Even an author of the study, Dr. Anna-Karin Danielsson of Karolinska Institutet in Stockholm, revealed to Reuter’s Health:
“The almost doubled risk of ischemic stroke following heavy cannabis use that was observed in our study disappeared when we controlled for tobacco smoking.” But, she added, the fact that almost all the pot smokers were also tobacco smokers makes it hard “to rule out possible associations between cannabis and stroke.”
There is no doubt —which the authors of this study appreciate— that more research needs to be done on the health effects of cannabis. There is a growing existing body of literature linking cannabis use to stroke especially in young adults. (3) Typically, these are in current or heavy users who also are tobacco smokers.

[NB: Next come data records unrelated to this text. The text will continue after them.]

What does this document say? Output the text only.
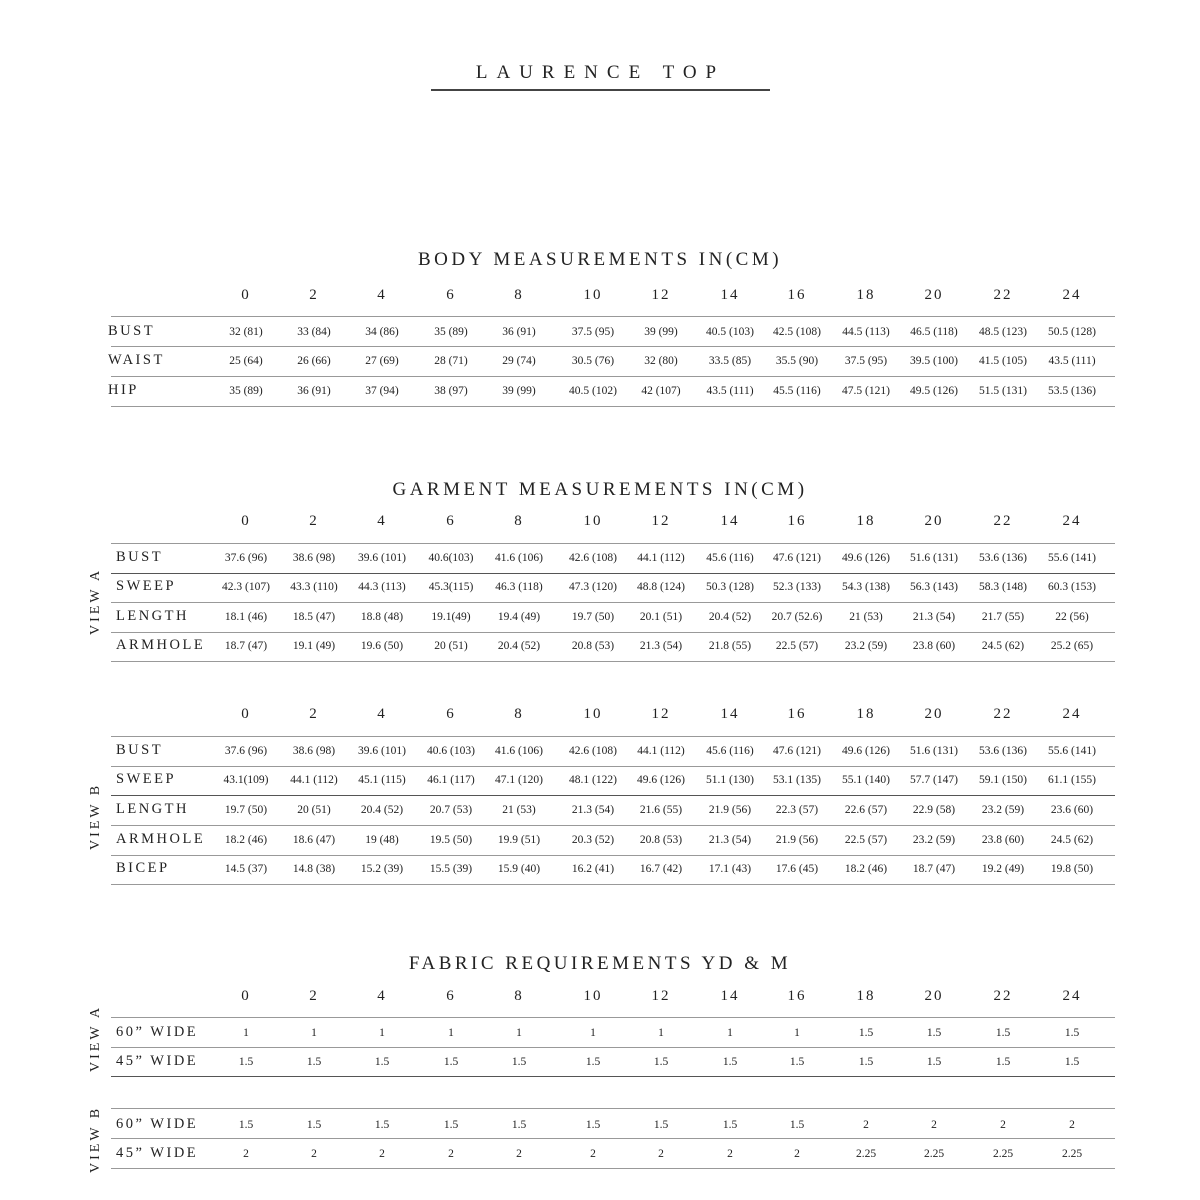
LAURENCE TOP
BODY MEASUREMENTS IN(CM)
GARMENT MEASUREMENTS IN(CM)
FABRIC REQUIREMENTS YD & M
0	2	4	6	8	10	12	14	16	18	20	22	24
BUST	32 (81)	33 (84)	34 (86)	35 (89)	36 (91)	37.5 (95)	39 (99)	40.5 (103)	42.5 (108)	44.5 (113)	46.5 (118)	48.5 (123)	50.5 (128)
WAIST	25 (64)	26 (66)	27 (69)	28 (71)	29 (74)	30.5 (76)	32 (80)	33.5 (85)	35.5 (90)	37.5 (95)	39.5 (100)	41.5 (105)	43.5 (111)
HIP	35 (89)	36 (91)	37 (94)	38 (97)	39 (99)	40.5 (102)	42 (107)	43.5 (111)	45.5 (116)	47.5 (121)	49.5 (126)	51.5 (131)	53.5 (136)
0	2	4	6	8	10	12	14	16	18	20	22	24
BUST	37.6 (96)	38.6 (98)	39.6 (101)	40.6(103)	41.6 (106)	42.6 (108)	44.1 (112)	45.6 (116)	47.6 (121)	49.6 (126)	51.6 (131)	53.6 (136)	55.6 (141)
SWEEP	42.3 (107)	43.3 (110)	44.3 (113)	45.3(115)	46.3 (118)	47.3 (120)	48.8 (124)	50.3 (128)	52.3 (133)	54.3 (138)	56.3 (143)	58.3 (148)	60.3 (153)
LENGTH	18.1 (46)	18.5 (47)	18.8 (48)	19.1(49)	19.4 (49)	19.7 (50)	20.1 (51)	20.4 (52)	20.7 (52.6)	21 (53)	21.3 (54)	21.7 (55)	22 (56)
ARMHOLE	18.7 (47)	19.1 (49)	19.6 (50)	20 (51)	20.4 (52)	20.8 (53)	21.3 (54)	21.8 (55)	22.5 (57)	23.2 (59)	23.8 (60)	24.5 (62)	25.2 (65)
VIEW A
0	2	4	6	8	10	12	14	16	18	20	22	24
BUST	37.6 (96)	38.6 (98)	39.6 (101)	40.6 (103)	41.6 (106)	42.6 (108)	44.1 (112)	45.6 (116)	47.6 (121)	49.6 (126)	51.6 (131)	53.6 (136)	55.6 (141)
SWEEP	43.1(109)	44.1 (112)	45.1 (115)	46.1 (117)	47.1 (120)	48.1 (122)	49.6 (126)	51.1 (130)	53.1 (135)	55.1 (140)	57.7 (147)	59.1 (150)	61.1 (155)
LENGTH	19.7 (50)	20 (51)	20.4 (52)	20.7 (53)	21 (53)	21.3 (54)	21.6 (55)	21.9 (56)	22.3 (57)	22.6 (57)	22.9 (58)	23.2 (59)	23.6 (60)
ARMHOLE	18.2 (46)	18.6 (47)	19 (48)	19.5 (50)	19.9 (51)	20.3 (52)	20.8 (53)	21.3 (54)	21.9 (56)	22.5 (57)	23.2 (59)	23.8 (60)	24.5 (62)
BICEP	14.5 (37)	14.8 (38)	15.2 (39)	15.5 (39)	15.9 (40)	16.2 (41)	16.7 (42)	17.1 (43)	17.6 (45)	18.2 (46)	18.7 (47)	19.2 (49)	19.8 (50)
VIEW B
0	2	4	6	8	10	12	14	16	18	20	22	24
60” WIDE	1	1	1	1	1	1	1	1	1	1.5	1.5	1.5	1.5
45” WIDE	1.5	1.5	1.5	1.5	1.5	1.5	1.5	1.5	1.5	1.5	1.5	1.5	1.5
VIEW A
60” WIDE	1.5	1.5	1.5	1.5	1.5	1.5	1.5	1.5	1.5	2	2	2	2
45” WIDE	2	2	2	2	2	2	2	2	2	2.25	2.25	2.25	2.25
VIEW B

A United States study deemed “cannabis use was associated with a 17% increase in the risk of hospitalization because of acute ischemic stroke, even if both tobacco and amphetamine use constituted bigger risks” while another found its abuse or dependence was linked to ischemic, not hemorrhagic stroke. (4) The National Institute on Drug Abuse is a valuable resource, click here.
Once again, exercising, eating and sleeping well, maintaining an optimal weight, pursuing education, and avoiding such substances as marijuana, tobacco smoking along with heavy and binge alcohol consumption will likely best serve all of us and our well-being. As the laws begin changing with respect to marijuana legality and accessibility, the necessary work needs to be done to determine the genuine risks of its use and abuse so as to most aptly inform the public.
(1) The bullet point answers are direct or paraphrased quotes from the study itself.
(2) This paper explored ischemic and hemorrhagic strokes, more so the former. Ischemic ones occur when something blocks the flow of blood to the brain like a clot, for example, so that that region of the brain gets deprived of proper nourishment and oxygen and is injured as a result. Hemorrhagic is when too much blood or a massive bleed injures the brain tissue.